Al Mukalla: Dozens of Al Qaida and Daesh militants including senior figures in Yemen have surrendered to security services in the southern province of Lahj, the security chief of the province told Gulf News on Tuesday.

“Eight senior figures in Daesh and Al Qaida have given themselves up to security authorities,” Brigadier General Adel Al Halimi said. “Abdul Rahman Al Adani, a senior Al Qaida militant who masterminded terrorist attacks in Aden and Lahj, surrendered to security services nine days ago.”

Al Qaida and other militant groups last year captured large swathes of land in many provinces in Southern Yemen cashing in on a security vacuum during fighting between government forces and Al Houthis. The Saudi-led coalition of mainly UAE military officers have recruited, trained and armed hundreds of local fighters who recaptured most of the south including Aden, Lahj and Hadramout from Al Qaida and Daesh affiliates.

Al Halimi said that dozens of junior militants have either surrendered or been arrested by army troops in the province since April. “We have released the figures who had previously joined the militants for financial reasons. They have denounced violence and are now actively helping us,” he said.

Government forces began consecutive military assaults on Al Qaida strongholds in the south in April. Backed by the coalition’s air support, the forces seized Huta, the capital of Lahj and many other districts. In the same month, massive UAE-trained forces recaptured the city of Al Mukalla, the capital of Hadramout province and Yemen’s fifth largest city, from Al Qaida.

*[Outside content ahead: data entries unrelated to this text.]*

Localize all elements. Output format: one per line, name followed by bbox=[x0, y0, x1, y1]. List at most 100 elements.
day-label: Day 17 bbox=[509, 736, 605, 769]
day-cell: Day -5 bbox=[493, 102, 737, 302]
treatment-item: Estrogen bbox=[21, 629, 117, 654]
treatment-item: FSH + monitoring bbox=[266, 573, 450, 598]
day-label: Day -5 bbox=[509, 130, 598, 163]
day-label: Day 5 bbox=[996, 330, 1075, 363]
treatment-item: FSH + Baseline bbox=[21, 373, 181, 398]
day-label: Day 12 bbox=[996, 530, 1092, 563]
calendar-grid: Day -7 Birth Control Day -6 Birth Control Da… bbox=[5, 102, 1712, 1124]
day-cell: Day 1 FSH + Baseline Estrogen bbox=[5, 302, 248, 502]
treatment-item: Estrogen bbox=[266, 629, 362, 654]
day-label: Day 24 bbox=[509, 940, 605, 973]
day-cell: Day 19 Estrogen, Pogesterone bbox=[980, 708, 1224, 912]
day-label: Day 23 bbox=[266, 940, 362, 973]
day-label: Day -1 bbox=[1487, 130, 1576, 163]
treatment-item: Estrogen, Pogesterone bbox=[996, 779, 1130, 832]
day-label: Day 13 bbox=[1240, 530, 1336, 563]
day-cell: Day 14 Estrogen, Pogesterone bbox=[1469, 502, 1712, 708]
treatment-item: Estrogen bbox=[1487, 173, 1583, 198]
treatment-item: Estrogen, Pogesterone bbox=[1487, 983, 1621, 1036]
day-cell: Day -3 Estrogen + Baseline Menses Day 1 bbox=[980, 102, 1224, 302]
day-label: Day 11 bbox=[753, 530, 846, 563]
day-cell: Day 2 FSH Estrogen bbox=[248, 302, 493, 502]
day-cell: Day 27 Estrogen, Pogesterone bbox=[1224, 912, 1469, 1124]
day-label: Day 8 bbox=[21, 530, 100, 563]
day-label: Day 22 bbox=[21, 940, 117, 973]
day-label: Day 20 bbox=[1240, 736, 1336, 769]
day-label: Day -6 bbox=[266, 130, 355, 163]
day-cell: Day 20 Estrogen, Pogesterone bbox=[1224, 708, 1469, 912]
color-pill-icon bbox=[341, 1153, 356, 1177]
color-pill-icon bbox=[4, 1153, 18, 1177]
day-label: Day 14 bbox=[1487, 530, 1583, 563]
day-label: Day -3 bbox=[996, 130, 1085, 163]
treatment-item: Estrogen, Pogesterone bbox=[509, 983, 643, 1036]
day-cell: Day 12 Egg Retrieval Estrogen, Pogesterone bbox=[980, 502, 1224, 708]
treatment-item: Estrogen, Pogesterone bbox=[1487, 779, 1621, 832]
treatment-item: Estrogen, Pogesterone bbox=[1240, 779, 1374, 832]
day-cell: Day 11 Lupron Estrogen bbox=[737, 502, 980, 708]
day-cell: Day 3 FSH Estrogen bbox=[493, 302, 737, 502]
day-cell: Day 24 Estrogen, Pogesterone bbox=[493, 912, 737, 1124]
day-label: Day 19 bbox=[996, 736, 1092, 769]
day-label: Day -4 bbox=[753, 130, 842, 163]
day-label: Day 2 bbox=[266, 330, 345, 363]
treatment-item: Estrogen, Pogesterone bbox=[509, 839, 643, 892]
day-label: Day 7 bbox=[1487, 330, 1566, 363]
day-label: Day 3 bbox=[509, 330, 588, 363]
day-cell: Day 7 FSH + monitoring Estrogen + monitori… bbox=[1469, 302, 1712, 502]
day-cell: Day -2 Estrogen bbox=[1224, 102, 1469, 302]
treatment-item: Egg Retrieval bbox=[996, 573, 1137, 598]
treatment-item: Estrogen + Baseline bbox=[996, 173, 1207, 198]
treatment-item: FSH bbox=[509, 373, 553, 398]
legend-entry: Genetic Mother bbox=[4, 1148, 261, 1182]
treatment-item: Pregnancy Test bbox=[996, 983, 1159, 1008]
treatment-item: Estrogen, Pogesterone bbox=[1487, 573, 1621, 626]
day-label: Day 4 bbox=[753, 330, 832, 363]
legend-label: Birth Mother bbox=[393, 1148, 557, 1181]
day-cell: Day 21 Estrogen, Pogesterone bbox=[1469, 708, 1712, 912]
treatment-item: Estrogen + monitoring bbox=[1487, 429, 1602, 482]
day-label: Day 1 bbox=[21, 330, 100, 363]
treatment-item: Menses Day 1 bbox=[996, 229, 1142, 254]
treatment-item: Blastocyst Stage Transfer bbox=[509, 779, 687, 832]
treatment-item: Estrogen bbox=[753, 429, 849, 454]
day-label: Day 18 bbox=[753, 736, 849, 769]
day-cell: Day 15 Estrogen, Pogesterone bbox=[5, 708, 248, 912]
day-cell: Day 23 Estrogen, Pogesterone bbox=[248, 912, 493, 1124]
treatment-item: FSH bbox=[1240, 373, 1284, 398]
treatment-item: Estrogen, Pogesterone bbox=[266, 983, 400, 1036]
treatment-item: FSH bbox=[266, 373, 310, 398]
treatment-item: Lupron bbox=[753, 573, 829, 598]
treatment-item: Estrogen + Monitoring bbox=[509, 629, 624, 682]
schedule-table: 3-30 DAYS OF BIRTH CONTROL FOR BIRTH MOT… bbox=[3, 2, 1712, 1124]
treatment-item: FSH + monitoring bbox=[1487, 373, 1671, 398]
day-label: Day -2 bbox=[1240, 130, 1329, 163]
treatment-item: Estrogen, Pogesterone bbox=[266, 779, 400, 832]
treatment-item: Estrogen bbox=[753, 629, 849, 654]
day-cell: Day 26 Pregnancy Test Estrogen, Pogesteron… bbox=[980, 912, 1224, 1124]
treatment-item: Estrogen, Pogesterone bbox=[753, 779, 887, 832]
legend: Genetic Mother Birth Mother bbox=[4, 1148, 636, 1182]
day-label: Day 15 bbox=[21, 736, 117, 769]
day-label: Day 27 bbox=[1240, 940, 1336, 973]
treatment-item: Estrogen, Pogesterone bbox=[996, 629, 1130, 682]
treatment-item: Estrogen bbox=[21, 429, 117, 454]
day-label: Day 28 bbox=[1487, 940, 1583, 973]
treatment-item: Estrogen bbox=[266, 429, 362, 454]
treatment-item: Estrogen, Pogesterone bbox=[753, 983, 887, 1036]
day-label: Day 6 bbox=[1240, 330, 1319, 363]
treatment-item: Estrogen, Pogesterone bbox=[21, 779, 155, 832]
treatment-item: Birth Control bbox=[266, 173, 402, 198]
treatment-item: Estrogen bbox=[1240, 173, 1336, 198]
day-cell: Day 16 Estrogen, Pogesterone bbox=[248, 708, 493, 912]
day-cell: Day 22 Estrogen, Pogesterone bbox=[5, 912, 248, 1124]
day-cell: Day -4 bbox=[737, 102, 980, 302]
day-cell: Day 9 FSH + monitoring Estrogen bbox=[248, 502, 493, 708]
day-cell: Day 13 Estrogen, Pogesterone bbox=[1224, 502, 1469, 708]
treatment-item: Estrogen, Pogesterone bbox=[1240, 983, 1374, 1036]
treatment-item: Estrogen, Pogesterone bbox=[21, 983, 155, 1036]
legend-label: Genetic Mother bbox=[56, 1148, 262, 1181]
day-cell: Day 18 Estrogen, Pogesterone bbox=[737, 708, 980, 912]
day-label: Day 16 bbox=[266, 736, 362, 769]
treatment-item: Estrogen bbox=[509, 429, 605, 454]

Al Halimi thinks that Al Qaida threat to the province has waned and the militants would not be able to make a comeback. “The province is out of danger. This bogeymen [Al Qaida and Daesh] were defanged”.

The security official cited two main driving factors behind the successes of his forces in purging the militants from the province. “We have applied an iron fist policy and approached local dignitaries, tribal chiefs and preachers. We have asked them to convince the deluded people to abandon Al Qaida.”

Al Halimi also hailed “generous” support from the coalition to the forces that liberated Lahj from Al Qaida. In Hadramout, local security officials revealed on Tuesday that elite forces raided on Friday a hospital in Seiyun, the second important city in the province, where a “senior” Al Qaida militant was receiving medical treatment. A security official who oversaw the raid said on condition of anonymity that the forces arrested the man and four others who were guarding him outside the hospital.